Johnson Matthey (JMPLY), the 200-yr old U.K. refiner of gold and platinum metal catalysts which are used to clean up emissions, is a new buy. It is diversifying into cobalt refining to reduce nasty vehicle and process emissions, explains Vivian Lewis, international investing expert and editor of Global Investing.

We used to own this stock in the past and want to add some chemistry to our mixture. It is a near dividend aristocrat (it missed in 2013-15). It is expanding into healthcare, making active pharmaceutical ingredients, mostly small molecules and life sciences catalysts.

This is a fast growing business and has the highest margins in the Johnson Matthey group, at 18%, supplying both pharmaceutical majors and generics firms — but it is still a minnow relative to the rest of the company.

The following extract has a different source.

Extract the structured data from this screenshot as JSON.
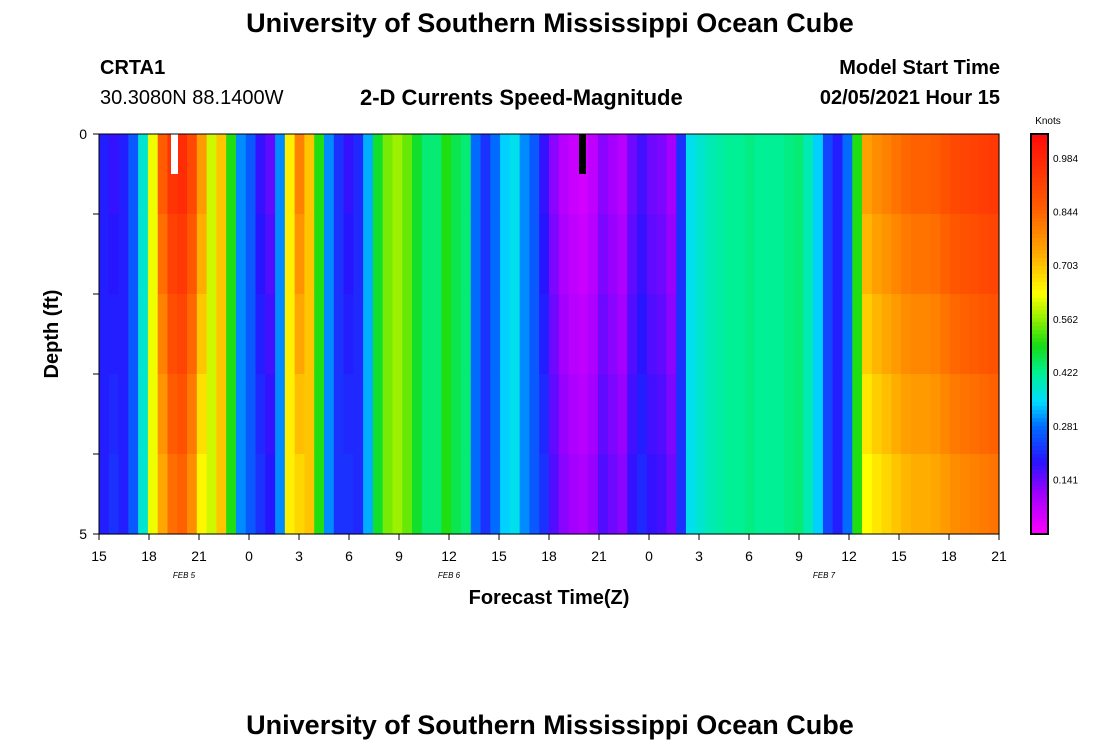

It is also innovating into alternative battery materials and systems for next-generation fuel cells under a program called eLNO. The L stands for lithium iron phosphate, an expanding cathode material for vehicles. This is my main reason for going back to this stock.

For an old company, Johnson Matthey is very ambitious, planning to expand return on invested capital to 20% across all lines, now only achieved with clean air systems. This will boost eps which has risen steadily by 7.1% in the past 5 years and its dividends, up 7%--both in sterling. It is a science play too.

In its last FY (to Mar. 30), on which it reported last week, Johnson Matthey grew revenues 17% to £14.12 billion on which before tax profits fell 31% to £320 million. Both beat its house forecasts.

However because of buybacks, EPS rose 7% to GBX 80 per share. Note that outside the precious metals business, operating and before tax profits rose fractionally but fell on a per share basis.

The main problem was retirement medical plan credits not repeating, and transactional foreign exchange gains being offset by higher taxes and finance charges. Its 2017-8 dividend will not go to new shareholders, one reason the stock is weak now. I paid $94.40 per share, equal to two London ones.

As a venerable player Johnson Matthey has a strong balance sheet, with net debt of £689 million at the end of the fiscal, including post-tax pension deficits, a big problem in British mid-caps.

Its cash flow (earnings before interest, taxes, depreciation, and amortization) is 1.1x its net debt. I want to own more auto-linked stocks despite the trade war worries about the sector. I am a contrarian at heart.